- Directed by: Stan Brakhage
- Cinematography: Stan Brakhage
- Distributed by: New York Filmmakers Cooperative Canyon Cinema
- Release date: October 26, 1974;
- Running time: 67 minutes
- Country: United States

= The Text of Light =

The Text of Light is a 1974 American experimental film directed by Stan Brakhage.

== Synopsis ==
Time-lapse photography of books, paintings, reflections, and light falling on textures, shot entirely through a glass ashtray.

== Reception ==
The film premiered at the Carnegie Museum of Art on October 26, 1974, as the museum's first program in the Sarah Scaife Gallery. Jonas Mekas described it as a "Cathedral of Light" which "is made up of little fragments of refracted light, fluctuating with tiny movements, and sometimes swift movements." Take One reviewer Bob Cowan panned it, calling it "a kind of visual Muzak" in which "any subtlety of movement within the frame is destroyed by shaky camera movements and abrupt cutting." The film is considered an "epistemological meditation": "This uncommon lens [that is the glass ashtray] generates an equally uncommon image of the world. The density and shape of the glass subtracts linear perspective from the visual field. In this respect, the ash-tray takes up part of the function of rapid camera movements and zooms in other Brakhage films insofar as the ash-tray demolishes perspective.
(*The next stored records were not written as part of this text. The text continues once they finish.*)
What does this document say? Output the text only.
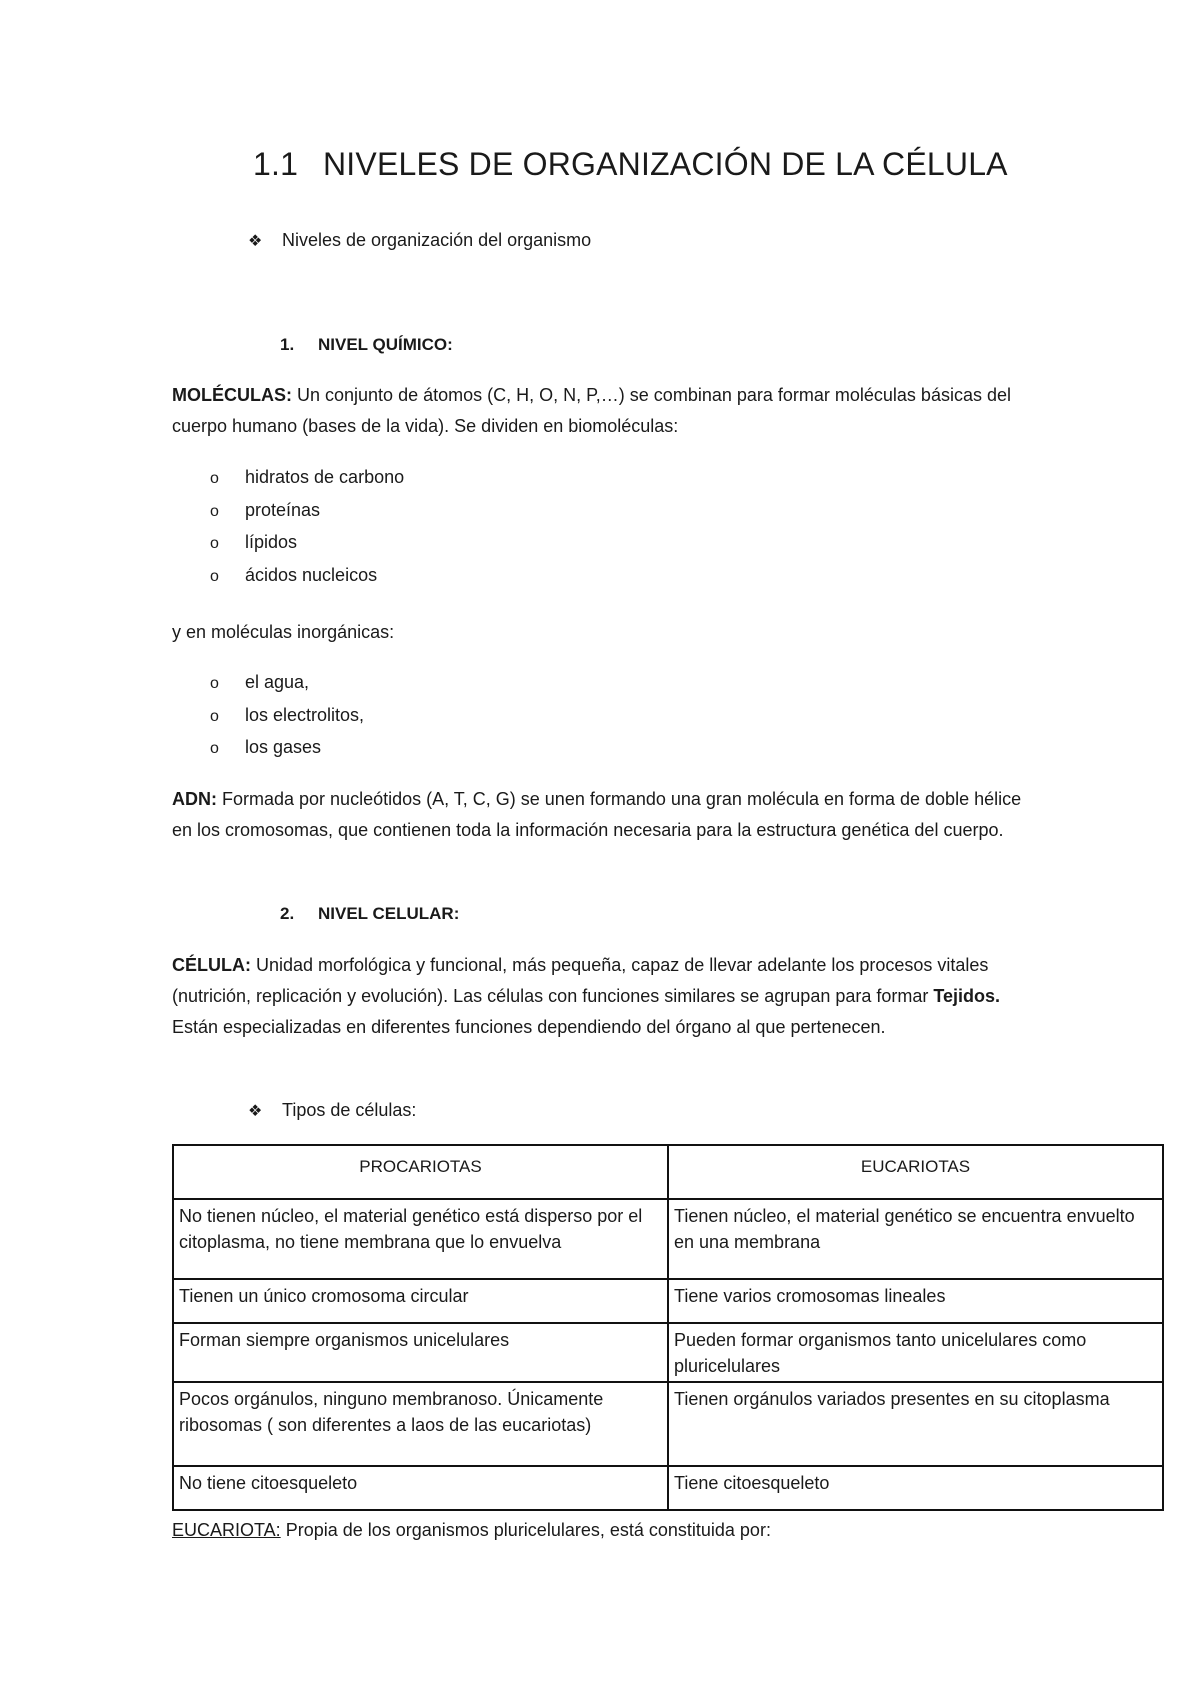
1.1 NIVELES DE ORGANIZACIÓN DE LA CÉLULA
❖ Niveles de organización del organismo
1. NIVEL QUÍMICO:
MOLÉCULAS: Un conjunto de átomos (C, H, O, N, P,…) se combinan para formar moléculas básicas del cuerpo humano (bases de la vida). Se dividen en biomoléculas:
o hidratos de carbono
o proteínas
o lípidos
o ácidos nucleicos
y en moléculas inorgánicas:
o el agua,
o los electrolitos,
o los gases
ADN: Formada por nucleótidos (A, T, C, G) se unen formando una gran molécula en forma de doble hélice en los cromosomas, que contienen toda la información necesaria para la estructura genética del cuerpo.
2. NIVEL CELULAR:
CÉLULA: Unidad morfológica y funcional, más pequeña, capaz de llevar adelante los procesos vitales (nutrición, replicación y evolución). Las células con funciones similares se agrupan para formar Tejidos. Están especializadas en diferentes funciones dependiendo del órgano al que pertenecen.
❖ Tipos de células:
PROCARIOTAS	EUCARIOTAS
No tienen núcleo, el material genético está disperso por el citoplasma, no tiene membrana que lo envuelva	Tienen núcleo, el material genético se encuentra envuelto en una membrana
Tienen un único cromosoma circular	Tiene varios cromosomas lineales
Forman siempre organismos unicelulares	Pueden formar organismos tanto unicelulares como pluricelulares
Pocos orgánulos, ninguno membranoso. Únicamente ribosomas ( son diferentes a laos de las eucariotas)	Tienen orgánulos variados presentes en su citoplasma
No tiene citoesqueleto	Tiene citoesqueleto
EUCARIOTA: Propia de los organismos pluricelulares, está constituida por:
As well, in Text of Light objects lose their individuation, their outlines blurred in masses of light and color." A presentation by Jonathan P. Watts for the Tate underlines the influence of Turner on this film: "In The Text of Light Turner’s influence is felt in the experimental use of colour, and is similarly visionary in the way it collapses naturalistic pictorial space."